Crop half of an image in OpenCV

Question

How can I crop an image and only keep the bottom half of it?

I tried:

Mat cropped frame = frame(Rect(frame.cols/2, 0, frame.cols, frame.rows/2));

but it gives me an error.

I also tried:

double min, max;
Point min_loc, max_loc;
minMaxLoc(frame, &min, &max, &min_loc, &max_loc);
int x = min_loc.x + (max_loc.x - min_loc.x) / 2;
Mat croppedframe = = frame(Rect(x, min_loc.y, frame.size().width, frame.size().height / 2));

but it doesn't work as well.

Answer 1

To quickly copy paste:

image = YOURIMAGEHERE #note: image needs to be in the opencv format
height, width, channels = image.shape
croppedImage = image[int(height/2):height, 0:width] #this line crops

Explanation:

In OpenCV to select a part of an image,you can simply select the start and end pixels from the image. The meaning is:

image[yMin:yMax, xMin:xMax]

In human speak: yMin = top | yMax = bottom | xMin = left | xMax = right |

" : " means from the value on the left of the : to the value on the right

To keep the bottom half we simply do [int(yMax/2):yMax, xMin:xMax] which means from half the image to to the bottom. x is 0 to the max width.

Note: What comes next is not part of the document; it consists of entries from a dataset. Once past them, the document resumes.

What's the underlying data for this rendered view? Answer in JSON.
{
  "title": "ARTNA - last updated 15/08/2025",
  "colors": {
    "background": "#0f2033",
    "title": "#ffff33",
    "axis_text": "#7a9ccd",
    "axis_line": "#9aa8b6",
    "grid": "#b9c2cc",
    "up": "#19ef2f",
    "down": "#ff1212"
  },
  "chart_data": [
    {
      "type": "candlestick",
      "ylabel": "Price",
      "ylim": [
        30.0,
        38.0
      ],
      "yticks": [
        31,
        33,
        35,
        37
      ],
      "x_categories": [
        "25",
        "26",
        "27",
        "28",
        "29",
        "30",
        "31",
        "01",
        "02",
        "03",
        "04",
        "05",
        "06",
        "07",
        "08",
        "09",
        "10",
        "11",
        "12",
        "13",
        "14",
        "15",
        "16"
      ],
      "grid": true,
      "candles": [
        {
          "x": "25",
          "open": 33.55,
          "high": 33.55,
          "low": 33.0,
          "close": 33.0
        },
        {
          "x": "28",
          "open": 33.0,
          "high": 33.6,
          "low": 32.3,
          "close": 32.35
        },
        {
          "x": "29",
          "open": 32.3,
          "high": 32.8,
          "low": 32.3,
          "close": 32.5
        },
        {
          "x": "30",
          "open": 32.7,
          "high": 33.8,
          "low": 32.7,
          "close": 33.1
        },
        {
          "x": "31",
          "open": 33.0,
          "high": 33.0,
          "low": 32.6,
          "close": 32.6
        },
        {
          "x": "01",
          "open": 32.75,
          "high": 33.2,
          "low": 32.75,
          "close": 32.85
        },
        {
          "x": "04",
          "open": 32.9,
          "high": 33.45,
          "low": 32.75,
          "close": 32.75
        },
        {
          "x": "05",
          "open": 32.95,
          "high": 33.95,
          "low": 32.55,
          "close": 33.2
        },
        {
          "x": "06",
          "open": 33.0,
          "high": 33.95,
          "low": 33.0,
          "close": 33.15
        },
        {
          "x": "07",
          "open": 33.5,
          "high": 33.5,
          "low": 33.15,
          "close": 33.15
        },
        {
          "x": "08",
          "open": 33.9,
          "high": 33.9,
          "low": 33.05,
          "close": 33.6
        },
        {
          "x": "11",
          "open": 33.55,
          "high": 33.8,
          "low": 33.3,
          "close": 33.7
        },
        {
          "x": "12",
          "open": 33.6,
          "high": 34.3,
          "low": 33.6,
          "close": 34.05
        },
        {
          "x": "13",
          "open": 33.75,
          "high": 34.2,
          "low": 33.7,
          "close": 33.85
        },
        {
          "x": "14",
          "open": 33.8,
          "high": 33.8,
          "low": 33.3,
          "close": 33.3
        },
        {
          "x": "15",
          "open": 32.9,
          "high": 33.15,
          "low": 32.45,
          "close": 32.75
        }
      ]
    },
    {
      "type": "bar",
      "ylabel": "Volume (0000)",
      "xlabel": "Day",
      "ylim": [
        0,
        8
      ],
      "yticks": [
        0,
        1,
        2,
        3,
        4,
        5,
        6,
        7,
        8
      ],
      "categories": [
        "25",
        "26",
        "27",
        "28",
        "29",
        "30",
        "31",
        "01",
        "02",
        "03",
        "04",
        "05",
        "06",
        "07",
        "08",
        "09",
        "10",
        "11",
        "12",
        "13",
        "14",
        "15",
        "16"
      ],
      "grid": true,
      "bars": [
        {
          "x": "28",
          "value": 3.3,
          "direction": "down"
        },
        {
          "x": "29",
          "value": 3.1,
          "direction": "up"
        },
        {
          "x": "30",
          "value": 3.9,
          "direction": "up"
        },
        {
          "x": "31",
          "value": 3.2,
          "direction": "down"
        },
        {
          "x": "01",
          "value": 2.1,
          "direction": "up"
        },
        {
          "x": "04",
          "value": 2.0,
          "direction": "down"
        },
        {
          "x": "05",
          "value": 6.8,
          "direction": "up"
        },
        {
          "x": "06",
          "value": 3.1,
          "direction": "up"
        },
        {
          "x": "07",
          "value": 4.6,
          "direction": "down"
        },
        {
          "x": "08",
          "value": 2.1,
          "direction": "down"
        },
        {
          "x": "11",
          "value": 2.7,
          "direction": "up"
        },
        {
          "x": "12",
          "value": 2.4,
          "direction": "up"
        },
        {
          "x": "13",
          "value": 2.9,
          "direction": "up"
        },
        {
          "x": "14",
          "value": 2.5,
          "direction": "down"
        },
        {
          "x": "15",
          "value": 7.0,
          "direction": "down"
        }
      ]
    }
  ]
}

Keep in mind that OpenCV starts from the top left of an image and increasing the Y value means downwards.

To get the width and height of an image you can do image.shape which gives 3 values:

yMax,xMax, amount of channels of which you probably won't use the channels. To get just the height and width you can also do:

height, width = image.shape[0:2]

This is also known as getting the Region of Interest or ROI

Answer 2

Here's a the python version for any beginners out there.

def crop_bottom_half(image):
    cropped_img = image[image.shape[0]/2:image.shape[0]]
    return cropped_img

Answer 3

The Rect function arguments are Rect(x, y, width, height). In OpenCV, the data are organized with the first pixel being in the upper left corner, so your rect should be:

Mat croppedFrame = frame(Rect(0, frame.rows/2, frame.cols, frame.rows/2));